An otherwise healthy 42-year-old presents to your clinic for a routine physical. On examination, you note a subtle fixed, split S2 and a soft systolic ejection murmur at the upper left sternal border. The patient is asymptomatic, but these findings raise your suspicion for a previously undiagnosed congenital heart defect, most likely an atrial septal defect. You need to decide on the optimal imaging strategy to confirm the diagnosis, assess its hemodynamic significance, and guide further management. This article details the clinical workflow for an adult with known or suspected congenital heart disease, explaining why the American College of Radiology (ACR) rates Transesophageal Echocardiography (TEE) as Usually Appropriate for this scenario.

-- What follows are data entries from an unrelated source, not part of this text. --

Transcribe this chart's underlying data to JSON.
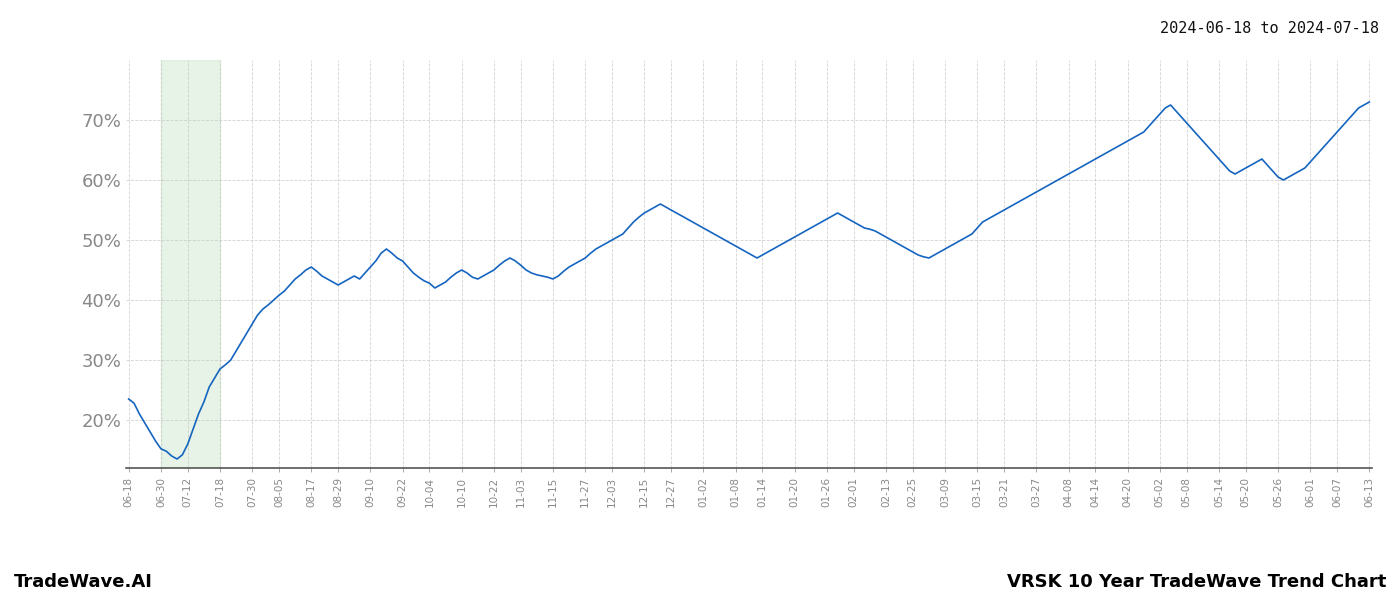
{
  "title_top_right": "2024-06-18 to 2024-07-18",
  "footer_left": "TradeWave.AI",
  "footer_right": "VRSK 10 Year TradeWave Trend Chart",
  "background_color": "#ffffff",
  "line_color": "#1565c0",
  "line_width": 1.2,
  "highlight_color": "#c8e6c9",
  "highlight_alpha": 0.45,
  "grid_color": "#c0c0c0",
  "grid_alpha": 0.7,
  "ymin": 12,
  "ymax": 80,
  "yticks": [
    20,
    30,
    40,
    50,
    60,
    70
  ],
  "tick_label_color": "#888888",
  "x_labels": [
    "06-18",
    "06-30",
    "07-12",
    "07-18",
    "07-30",
    "08-05",
    "08-17",
    "08-29",
    "09-10",
    "09-22",
    "10-04",
    "10-10",
    "10-22",
    "11-03",
    "11-15",
    "11-27",
    "12-03",
    "12-15",
    "12-27",
    "01-02",
    "01-08",
    "01-14",
    "01-20",
    "01-26",
    "02-01",
    "02-13",
    "02-25",
    "03-09",
    "03-15",
    "03-21",
    "03-27",
    "04-08",
    "04-14",
    "04-20",
    "05-02",
    "05-08",
    "05-14",
    "05-20",
    "05-26",
    "06-01",
    "06-07",
    "06-13"
  ],
  "highlight_x_start_label": "06-30",
  "highlight_x_end_label": "07-18",
  "y_values": [
    23.5,
    22.8,
    21.0,
    19.5,
    18.0,
    16.5,
    15.2,
    14.8,
    14.0,
    13.5,
    14.2,
    16.0,
    18.5,
    21.0,
    23.0,
    25.5,
    27.0,
    28.5,
    29.2,
    30.0,
    31.5,
    33.0,
    34.5,
    36.0,
    37.5,
    38.5,
    39.2,
    40.0,
    40.8,
    41.5,
    42.5,
    43.5,
    44.2,
    45.0,
    45.5,
    44.8,
    44.0,
    43.5,
    43.0,
    42.5,
    43.0,
    43.5,
    44.0,
    43.5,
    44.5,
    45.5,
    46.5,
    47.8,
    48.5,
    47.8,
    47.0,
    46.5,
    45.5,
    44.5,
    43.8,
    43.2,
    42.8,
    42.0,
    42.5,
    43.0,
    43.8,
    44.5,
    45.0,
    44.5,
    43.8,
    43.5,
    44.0,
    44.5,
    45.0,
    45.8,
    46.5,
    47.0,
    46.5,
    45.8,
    45.0,
    44.5,
    44.2,
    44.0,
    43.8,
    43.5,
    44.0,
    44.8,
    45.5,
    46.0,
    46.5,
    47.0,
    47.8,
    48.5,
    49.0,
    49.5,
    50.0,
    50.5,
    51.0,
    52.0,
    53.0,
    53.8,
    54.5,
    55.0,
    55.5,
    56.0,
    55.5,
    55.0,
    54.5,
    54.0,
    53.5,
    53.0,
    52.5,
    52.0,
    51.5,
    51.0,
    50.5,
    50.0,
    49.5,
    49.0,
    48.5,
    48.0,
    47.5,
    47.0,
    47.5,
    48.0,
    48.5,
    49.0,
    49.5,
    50.0,
    50.5,
    51.0,
    51.5,
    52.0,
    52.5,
    53.0,
    53.5,
    54.0,
    54.5,
    54.0,
    53.5,
    53.0,
    52.5,
    52.0,
    51.8,
    51.5,
    51.0,
    50.5,
    50.0,
    49.5,
    49.0,
    48.5,
    48.0,
    47.5,
    47.2,
    47.0,
    47.5,
    48.0,
    48.5,
    49.0,
    49.5,
    50.0,
    50.5,
    51.0,
    52.0,
    53.0,
    53.5,
    54.0,
    54.5,
    55.0,
    55.5,
    56.0,
    56.5,
    57.0,
    57.5,
    58.0,
    58.5,
    59.0,
    59.5,
    60.0,
    60.5,
    61.0,
    61.5,
    62.0,
    62.5,
    63.0,
    63.5,
    64.0,
    64.5,
    65.0,
    65.5,
    66.0,
    66.5,
    67.0,
    67.5,
    68.0,
    69.0,
    70.0,
    71.0,
    72.0,
    72.5,
    71.5,
    70.5,
    69.5,
    68.5,
    67.5,
    66.5,
    65.5,
    64.5,
    63.5,
    62.5,
    61.5,
    61.0,
    61.5,
    62.0,
    62.5,
    63.0,
    63.5,
    62.5,
    61.5,
    60.5,
    60.0,
    60.5,
    61.0,
    61.5,
    62.0,
    63.0,
    64.0,
    65.0,
    66.0,
    67.0,
    68.0,
    69.0,
    70.0,
    71.0,
    72.0,
    72.5,
    73.0
  ]
}
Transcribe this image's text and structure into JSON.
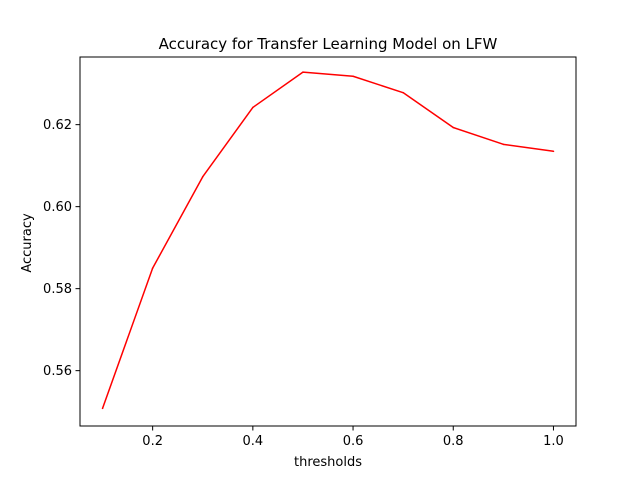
{
  "chart_data": {
    "type": "line",
    "title": "Accuracy for Transfer Learning Model on LFW",
    "xlabel": "thresholds",
    "ylabel": "Accuracy",
    "xlim": [
      0.055,
      1.045
    ],
    "ylim": [
      0.5465,
      0.6365
    ],
    "x_ticks": [
      0.2,
      0.4,
      0.6,
      0.8,
      1.0
    ],
    "x_tick_labels": [
      "0.2",
      "0.4",
      "0.6",
      "0.8",
      "1.0"
    ],
    "y_ticks": [
      0.56,
      0.58,
      0.6,
      0.62
    ],
    "y_tick_labels": [
      "0.56",
      "0.58",
      "0.60",
      "0.62"
    ],
    "grid": false,
    "series": [
      {
        "color": "#ff0000",
        "x": [
          0.1,
          0.2,
          0.3,
          0.4,
          0.5,
          0.6,
          0.7,
          0.8,
          0.9,
          1.0
        ],
        "y": [
          0.5508,
          0.585,
          0.6073,
          0.6242,
          0.6328,
          0.6318,
          0.6278,
          0.6193,
          0.6152,
          0.6135
        ]
      }
    ]
  }
}
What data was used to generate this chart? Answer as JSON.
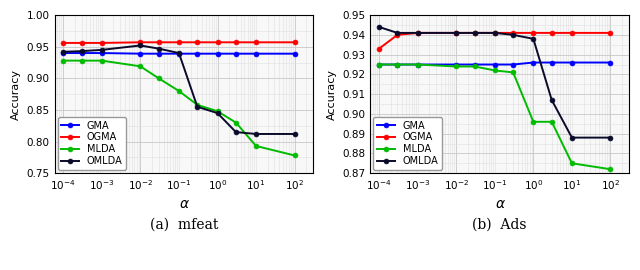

Who Fits This Clinical Scenario?

This guidance applies to adult patients (typically over 18 years old) presenting with new signs or symptoms suggestive of a previously undiagnosed or uncharacterized congenital heart defect. This includes clinical findings such as a new heart murmur, unexplained arrhythmia, exertional dyspnea, cyanosis, or evidence of a paradoxical embolism like a cryptogenic stroke. It also covers patients with a known congenital condition from childhood that was never fully characterized or has been lost to follow-up, and now requires a definitive anatomic and functional assessment.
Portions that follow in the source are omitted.